In this historical queer novel, a cosmopolitan nightclub singer takes note of an aspiring actress. Will the ingenue take her LGBT cue from the worldly warbler?
What do you call a bearded lady in 1941? Alice Huffman. Straight out of high school, country gal Al is Broadway-bound and determined to make her stage presence felt.
Alice is accompanied by a couple of pals, as well as her faux beau Danny. Danny may not be a thespian like Al, but they both spend an awful lot of time acting around each other. No one, however, puts on a better act than cabaret crooner Juliana Styles. Now there’s a woman who knows how to do a number.
Al is at sixes and sevens, but she can’t put two and two together. Sure, Juliana may be the most aromatic, aristocratic woman Alice has ever met, but there’s nothing queer about her instant interest in this wartime warbler.
Is there? There can’t be. Al is a jam, a sobriquet for those who are not gay, which means that all these newfangled, star-spangled feelings she’s experiencing simply signify that she’s lovesick, not… sick sick.
So, when offered the role of Juliana’s lover, Al accepts. But World War II has set the stage for upset, and, after a while, another part comes Al’s way courtesy of a new suitor. It’s the dual role of wife and mother, and this time, Alice may not have the requisite range.
Can Juliana queer the way for Al to embrace her Sapphic proclivity, or will Alice welcome the opportunity of a lifetime commitment to heteronormativity?
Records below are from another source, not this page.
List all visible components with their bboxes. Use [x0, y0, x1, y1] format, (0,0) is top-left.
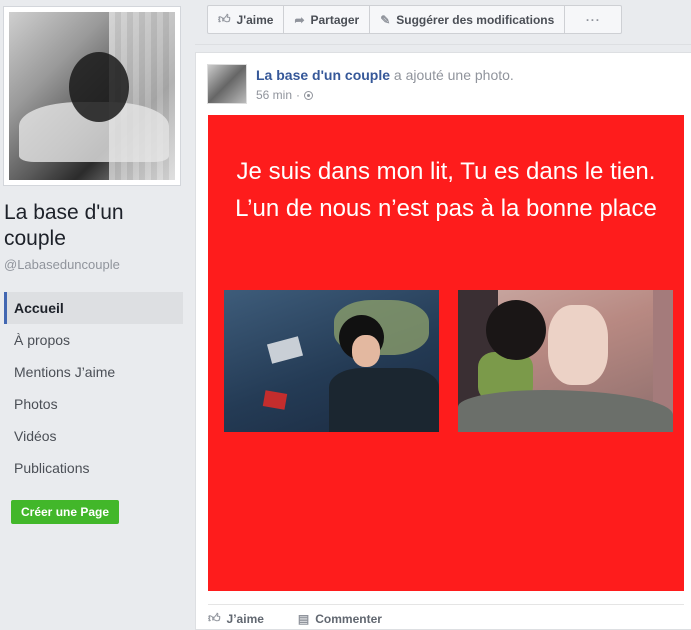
share-page-label: Partager: [310, 12, 360, 27]
nav-item-publications[interactable]: Publications: [4, 452, 183, 484]
post-footer-divider: [208, 604, 684, 605]
post-photo[interactable]: Je suis dans mon lit, Tu es dans le tien…: [208, 115, 684, 591]
post-header: La base d'un couple a ajouté une photo.: [256, 67, 514, 83]
post-timestamp[interactable]: 56 min: [256, 88, 292, 102]
illustration-boy-in-bed: [224, 290, 439, 432]
girl-hair-shape: [486, 300, 546, 360]
post-like-button[interactable]: 👍︎ J’aime: [208, 611, 264, 626]
like-page-button[interactable]: 👍︎ J'aime: [208, 6, 285, 33]
post-action-text: a ajouté une photo.: [393, 67, 514, 83]
illustration-girl-in-bed: [458, 290, 673, 432]
pillow-shape: [548, 305, 608, 385]
page-action-bar: 👍︎ J'aime ➦ Partager ✎ Suggérer des modi…: [207, 5, 623, 34]
nav-item-a-propos[interactable]: À propos: [4, 324, 183, 356]
phone-shape: [266, 336, 304, 364]
nav-item-mentions-jaime[interactable]: Mentions J’aime: [4, 356, 183, 388]
post-card: La base d'un couple a ajouté une photo. …: [195, 52, 691, 630]
profile-picture[interactable]: [9, 12, 175, 180]
thumbs-up-icon: 👍︎: [218, 12, 231, 26]
thumbs-up-icon: 👍︎: [208, 611, 221, 625]
boy-face-shape: [352, 335, 380, 367]
suggest-edits-label: Suggérer des modifications: [396, 12, 555, 27]
meta-separator: ·: [296, 88, 301, 102]
share-arrow-icon: ➦: [294, 12, 305, 27]
page-name[interactable]: La base d'un couple: [4, 200, 189, 252]
profile-picture-frame[interactable]: [3, 6, 181, 186]
suggest-edits-button[interactable]: ✎ Suggérer des modifications: [370, 6, 566, 33]
page-nav: Accueil À propos Mentions J’aime Photos …: [4, 292, 183, 484]
nav-item-videos[interactable]: Vidéos: [4, 420, 183, 452]
post-comment-button[interactable]: ▤ Commenter: [298, 611, 382, 626]
nav-item-accueil[interactable]: Accueil: [4, 292, 183, 324]
page-handle[interactable]: @Labaseduncouple: [4, 257, 120, 272]
photo-caption-text: Je suis dans mon lit, Tu es dans le tien…: [235, 158, 657, 222]
post-comment-label: Commenter: [315, 611, 382, 626]
post-meta: 56 min ·: [256, 88, 314, 102]
pencil-icon: ✎: [380, 12, 391, 27]
book-shape: [262, 390, 288, 410]
post-author-avatar[interactable]: [207, 64, 247, 104]
left-sidebar: La base d'un couple @Labaseduncouple Acc…: [0, 0, 195, 630]
globe-icon[interactable]: [304, 90, 314, 100]
post-like-label: J’aime: [226, 611, 264, 626]
boy-body-shape: [329, 368, 439, 432]
top-divider: [195, 44, 691, 45]
more-dots-icon: ···: [585, 12, 601, 27]
post-author-link[interactable]: La base d'un couple: [256, 67, 390, 83]
like-page-label: J'aime: [236, 12, 274, 27]
blanket-shape: [458, 390, 673, 432]
profile-picture-head: [69, 52, 129, 122]
create-page-button[interactable]: Créer une Page: [11, 500, 120, 524]
share-page-button[interactable]: ➦ Partager: [284, 6, 371, 33]
post-actions: 👍︎ J’aime ▤ Commenter: [208, 611, 416, 626]
more-options-button[interactable]: ···: [565, 6, 621, 33]
comment-icon: ▤: [297, 611, 310, 626]
nav-item-photos[interactable]: Photos: [4, 388, 183, 420]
If Al Huffman doesn’t get out of this jam, she won’t be the only one in a huff, as readers will be rooting for her to accomplish what she came to New York City to do: “Something completely absolutely wonderful.” What Al wants to do with her life, the author has done with her book. Vanda’s Juliana is composed of piquant prose that is at once ethereal like smoke rings, and snug as a snood. Its pitch neither too sharp nor too flat, the novel strolls along sequentially, with everything in apple-pie order.
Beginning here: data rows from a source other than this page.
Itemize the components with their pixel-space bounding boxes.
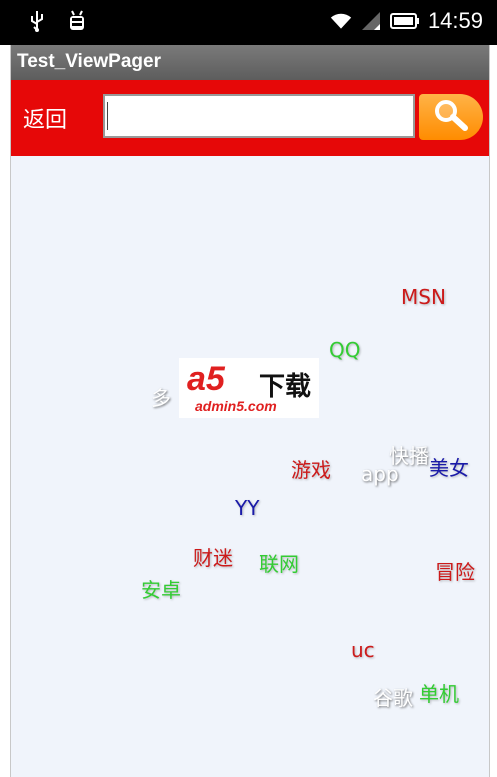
debug-icon [66,10,88,32]
title-bar: Test_ViewPager [11,45,489,80]
watermark-url: admin5.com [195,398,277,414]
a5-watermark-logo: a5 下载 admin5.com [179,358,319,418]
tag-cloud: MSN QQ 多 快播 游戏 app 美女 YY 财迷 联网 冒险 安卓 uc … [11,156,489,777]
tag-duo[interactable]: 多 [151,382,171,411]
tag-danji[interactable]: 单机 [419,678,459,707]
tag-anzhuo[interactable]: 安卓 [141,574,181,603]
watermark-logo-text: a5 [187,360,225,398]
tag-youxi[interactable]: 游戏 [291,454,331,483]
search-input[interactable] [103,94,415,138]
tag-meinv[interactable]: 美女 [429,452,469,481]
tag-qq[interactable]: QQ [329,338,360,362]
tag-yy[interactable]: YY [235,496,259,520]
tag-msn[interactable]: MSN [401,285,446,309]
back-button[interactable]: 返回 [23,102,67,134]
tag-uc[interactable]: uc [351,638,375,662]
tag-guge[interactable]: 谷歌 [373,682,413,711]
tag-app[interactable]: app [361,462,399,486]
search-icon [431,97,471,137]
signal-icon [360,10,382,32]
wifi-icon [330,10,352,32]
battery-icon [389,10,420,32]
usb-icon [26,10,48,32]
search-button[interactable] [419,94,483,140]
app-window: Test_ViewPager 返回 MSN QQ 多 快播 游戏 app 美女 … [10,45,490,777]
clock: 14:59 [427,8,483,33]
text-cursor [107,102,108,130]
tag-lianwang[interactable]: 联网 [259,548,299,577]
app-title: Test_ViewPager [17,51,161,72]
tag-caimi[interactable]: 财迷 [193,542,233,571]
tag-maoxian[interactable]: 冒险 [435,556,475,585]
status-bar: 14:59 [0,0,497,45]
search-header: 返回 [11,80,489,156]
Vanda’s clean-shaven style amplifies the creative ways in which lesbians and gays in the 1940s compartmentalized their identities like meals at an automat. But Al and company don’t need blackout curtains to avoid detection by enemies and traitors. They just need respect, affection, and recognition. And that’s how, like a Victrola, they find their groove. Juliana is the opening act in a series of stories that will cover, discover, and recover LGBT history. I can’t wait for the next edition of yestergay’s news to come out.